Now Wagner presses Dr. John's incredulity. She knows He must have figured out he's found one of her most vulnerable spots.
"Look," she says, "I'm nineteen. I'd never been with a man before. Sure, maybe I thought something might be a little strange. But hey, when you're new at it, all sex is weird."
Wagner lays his freckled hairy paw on her neatly (but tensely) folded hands. The touch of it, even the sight of it makes her want to throw up. Talking about sex in general and about her and Josh
ua in particular with these creeps is obscene. "You're making me feel like an old goat, young lady," he says with one of those man-style chuckles (utterly unlike Joshua's frank crackups).
"But intercourse, you must have known that vaginal intercourse is the normal point of sexual relations," Dr. Johns lectures her. He raps his knuckles on the manila folder. "It says on your transcript that you've had three psychology courses. You can't expect us to believe you didn't know something was wrong!"
She is blushing again. And not only can she not stand a second longer of Wagner's touch, but her hands have started trembling. Chagrined, she snatches them away and buries them in her lap. Then she scoots her chair back from the table and glares up at him, though he's definitely too close for comfortable eye contact. (But what distance would be comfortable? A thousand yards?)
"What are you accusing me of?" she demands. "I've never heard that people have a legal obligation to report men who don't take every available opportunity to fuck a willing woman! I have a right to know what you think I've done wrong," she adds, though without faith that they're going to be willing to grant her any "rights" whatsoever, however de rigueur they were supposed to be.
"Now, Patty," Wagner remonstrates. "You know we're not accusing you of anything. We're talking public health, public safety here. We're talking viruses. Patty, communicable viruses. We're talking a virus that this guy whose name you won't tell us passed to you." He leans forward, so that his thickly freckled face is right up in hers. "Now I thought your doctor explained all that to you. Am I right?"

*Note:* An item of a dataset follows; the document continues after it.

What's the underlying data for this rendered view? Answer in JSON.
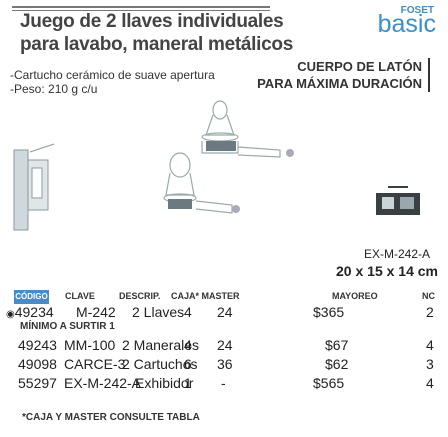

Patty. On top of everything else, their calling her that just about made her want to scream. But no way was she going to tell them. They'd probably just go on calling her that to bug her. And besides, as she'd long ago figured out, if adults you didn't know called you something you didn't ordinarily answer to, a name that was basically alien to you, it meant you were just that much more private from them, and that every time they used the hated name it reminded you of what jerks they were to call you something without first finding out what it is you wanted to be called.